Seit rund zwei Jahrzehnten haben Historiker, die der Vorstellung eines deutschen Sonderweges in die Moderne anhängen, einen schweren Stand. Die Sonderwegsthese selbst gilt als überholt. Inhaltlich und methodisch vielfältige, oft komparative Forschungen besonders zum Kaiserreich von 1871 haben gezeigt, dass Deutschland nicht wirklich aristokratischer, obrigkeitsergebener oder militaristischer war als die Modellstaaten Frankreich, Grossbritannien oder die USA. Die amerikanische Historikerin Isabel V. Hull hat einige Erfahrung damit, gegen den Strom zu schwimmen. Ihr erstes Buch über die Entourage Wilhelms II. erschien 1982, als gerade die Alltagsgeschichte Hochkonjunktur feierte. Ihr neues Buch nun tritt als fulminante Neuauflage der Sonderwegsthese auf. Diese stand seit 1945 im Bann der Frage, warum ein terroristisches Regime wie das der Nazis gerade in Deutschland begründet wurde und warum es gerade Deutschland war, das die Ermordung der europäischen Juden plante und durchführte.
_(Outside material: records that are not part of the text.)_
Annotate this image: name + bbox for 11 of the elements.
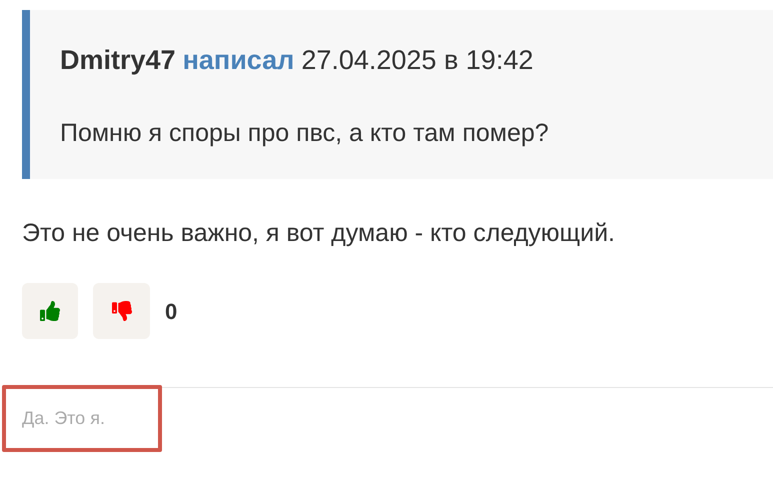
thumbs-up-icon — [40, 301, 60, 321]
author-name[interactable]: Dmitry47 — [60, 42, 176, 78]
dislike-button[interactable] — [93, 283, 150, 339]
post-date: 27.04.2025 в 19:42 — [301, 44, 534, 77]
like-button[interactable] — [22, 283, 78, 339]
message-text: Это не очень важно, я вот думаю - кто следующий. — [22, 218, 616, 249]
thumbs-down-icon — [112, 301, 132, 321]
signature-text: Да. Это я. — [22, 407, 105, 430]
wrote-link[interactable]: написал — [182, 42, 294, 78]
reaction-count: 0 — [165, 298, 178, 326]
quote-text: Помню я споры про пвс, а кто там помер? — [60, 118, 550, 149]
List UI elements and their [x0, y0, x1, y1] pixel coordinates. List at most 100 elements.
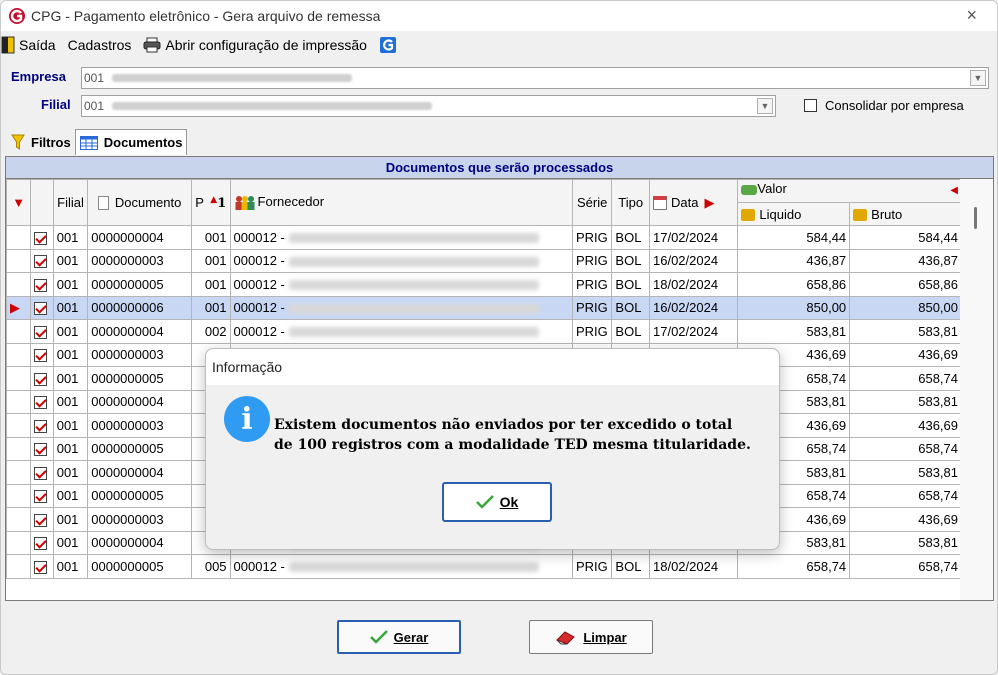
cell-p-text: 001	[204, 253, 227, 269]
checked-checkbox-icon[interactable]	[34, 325, 48, 339]
cell-bruto: 436,87	[849, 248, 962, 273]
menu-app-g[interactable]	[379, 36, 401, 54]
row-checkbox[interactable]	[30, 554, 54, 579]
checked-checkbox-icon[interactable]	[34, 302, 48, 316]
row-indicator	[5, 248, 32, 273]
row-indicator	[5, 530, 32, 555]
row-checkbox[interactable]	[30, 295, 54, 320]
header-valor[interactable]: Valor ◀	[737, 179, 962, 203]
chevron-down-icon[interactable]: ▼	[757, 98, 773, 114]
cell-filial-text: 001	[56, 488, 79, 504]
chevron-down-icon[interactable]: ▼	[970, 70, 986, 86]
cell-fornecedor: 000012 -	[229, 295, 573, 320]
cell-liquido: 584,44	[737, 225, 851, 250]
checked-checkbox-icon[interactable]	[34, 419, 48, 433]
menu-cadastros[interactable]: Cadastros	[68, 37, 132, 53]
empresa-combo[interactable]: 001 ▼	[81, 67, 989, 89]
cell-p: 001	[190, 248, 231, 273]
table-row[interactable]: 001 0000000004 001 000012 - PRIG BOL 17/02/202…	[5, 225, 962, 250]
checked-checkbox-icon[interactable]	[34, 231, 48, 245]
cell-tipo: BOL	[611, 319, 650, 344]
header-fornecedor[interactable]: Fornecedor	[229, 179, 573, 226]
sort-arrow-left-icon: ◀	[950, 185, 958, 196]
tab-filtros[interactable]: Filtros	[7, 129, 75, 155]
sort-priority-icon: ▲1	[210, 194, 227, 211]
header-data[interactable]: Data ▶	[648, 179, 739, 226]
cell-liquido-text: 658,74	[806, 558, 847, 574]
checked-checkbox-icon[interactable]	[34, 513, 48, 527]
header-bruto[interactable]: Bruto	[849, 202, 962, 226]
cell-documento-text: 0000000003	[91, 417, 164, 433]
header-liquido[interactable]: Liquido	[737, 202, 851, 226]
header-filial[interactable]: Filial	[52, 179, 89, 226]
checked-checkbox-icon[interactable]	[34, 349, 48, 363]
cell-documento-text: 0000000003	[91, 347, 164, 363]
row-indicator	[5, 319, 32, 344]
ok-button[interactable]: Ok	[442, 482, 552, 522]
gerar-button[interactable]: Gerar	[337, 620, 461, 654]
vertical-scrollbar[interactable]	[960, 179, 993, 600]
tab-documentos[interactable]: Documentos	[74, 129, 188, 155]
row-checkbox[interactable]	[30, 225, 54, 250]
menu-saida[interactable]: Saída	[1, 36, 56, 54]
cell-filial-text: 001	[56, 323, 79, 339]
row-checkbox[interactable]	[30, 413, 54, 438]
cell-filial-text: 001	[56, 276, 79, 292]
close-icon[interactable]: ×	[966, 5, 977, 26]
row-checkbox[interactable]	[30, 248, 54, 273]
header-p-sort-label: 1	[217, 195, 227, 211]
header-documento[interactable]: Documento	[87, 179, 192, 226]
row-indicator	[5, 272, 32, 297]
row-checkbox[interactable]	[30, 342, 54, 367]
row-checkbox[interactable]	[30, 460, 54, 485]
limpar-button[interactable]: Limpar	[529, 620, 653, 654]
row-checkbox[interactable]	[30, 272, 54, 297]
table-row[interactable]: 001 0000000005 001 000012 - PRIG BOL 18/02/202…	[5, 272, 962, 297]
sort-indicator-icon[interactable]: ▼	[5, 179, 32, 226]
menu-abrir-configuracao[interactable]: Abrir configuração de impressão	[143, 37, 367, 53]
cell-bruto: 584,44	[849, 225, 962, 250]
checked-checkbox-icon[interactable]	[34, 443, 48, 457]
checked-checkbox-icon[interactable]	[34, 560, 48, 574]
cell-filial: 001	[52, 342, 89, 367]
row-checkbox[interactable]	[30, 389, 54, 414]
header-tipo[interactable]: Tipo	[611, 179, 650, 226]
row-checkbox[interactable]	[30, 319, 54, 344]
checked-checkbox-icon[interactable]	[34, 396, 48, 410]
checked-checkbox-icon[interactable]	[34, 466, 48, 480]
row-indicator	[5, 554, 32, 579]
ok-label: Ok	[499, 494, 519, 510]
row-checkbox[interactable]	[30, 366, 54, 391]
header-p[interactable]: P ▲1	[190, 179, 231, 226]
row-checkbox[interactable]	[30, 507, 54, 532]
cell-bruto: 583,81	[849, 319, 962, 344]
checked-checkbox-icon[interactable]	[34, 537, 48, 551]
row-indicator	[5, 413, 32, 438]
filial-combo[interactable]: 001 ▼	[81, 95, 776, 117]
cell-documento-text: 0000000005	[91, 558, 164, 574]
cell-bruto-text: 584,44	[918, 229, 958, 245]
cell-documento: 0000000004	[87, 389, 192, 414]
row-checkbox[interactable]	[30, 436, 54, 461]
checked-checkbox-icon[interactable]	[34, 490, 48, 504]
grid-header-row-1: ▼ Filial Documento P ▲1 Fornecedor Série…	[5, 179, 962, 226]
row-checkbox[interactable]	[30, 530, 54, 555]
checked-checkbox-icon[interactable]	[34, 255, 48, 269]
header-data-label: Data	[671, 194, 699, 210]
cell-bruto: 583,81	[849, 530, 962, 555]
cell-serie: PRIG	[571, 272, 613, 297]
cell-p-text: 001	[204, 276, 227, 292]
checked-checkbox-icon[interactable]	[34, 278, 48, 292]
header-serie[interactable]: Série	[571, 179, 613, 226]
empresa-code: 001	[84, 71, 105, 85]
checked-checkbox-icon[interactable]	[34, 372, 48, 386]
table-row[interactable]: 001 0000000005 005 000012 - PRIG BOL 18/02/202…	[5, 554, 962, 579]
row-checkbox[interactable]	[30, 483, 54, 508]
scrollbar-thumb[interactable]	[974, 207, 977, 229]
cell-liquido: 583,81	[737, 319, 851, 344]
table-row[interactable]: 001 0000000004 002 000012 - PRIG BOL 17/02/202…	[5, 319, 962, 344]
consolidar-checkbox-box[interactable]	[804, 99, 817, 112]
table-row[interactable]: 001 0000000003 001 000012 - PRIG BOL 16/02/202…	[5, 248, 962, 273]
consolidar-checkbox[interactable]: Consolidar por empresa	[804, 98, 964, 113]
table-row[interactable]: ▶ 001 0000000006 001 000012 - PRIG BOL 16/02/20…	[5, 295, 962, 320]
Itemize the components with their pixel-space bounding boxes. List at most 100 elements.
Genau diese – keineswegs überholte – Perspektive leitet Hulls “Absolute Destruction” an. Dass das Buch daneben implizite, aber doch nicht ungewollte Parallelen zur gegenwärtigen Politik der USA zieht, sei am Rande vermerkt.

Hulls These lautet: In Deutschland formierte sich spätestens mit dem Krieg gegen Frankreich 1870/71 eine “military culture”, die die Verselbständigung und Entgrenzung kriegerischer Gewalt, ihre Ablösung von politischen Zielen und selbst dem traditionellen militärischen Ziel, einen Krieg zu gewinnen, als Potential in sich barg. Sie liess nur die (physische) Vernichtung des Gegners oder den eigenen Untergang als Alternative zu. Wie sich dieses Potential zunächst im deutschen Genozid an den Herero in Südwestafrika 1904-07 entlud, zeigt das Buch im ersten Hauptteil. Der zweite blickt zurück auf die Genese der “military culture” seit 1870 im Spiegel von Kriegspraktiken und Kriegspublizistik. Der dritte Teil schliesslich gilt dem Ersten Weltkrieg, wobei auch Deutschlands Rolle beim Genozid an den Armeniern diskutiert wird.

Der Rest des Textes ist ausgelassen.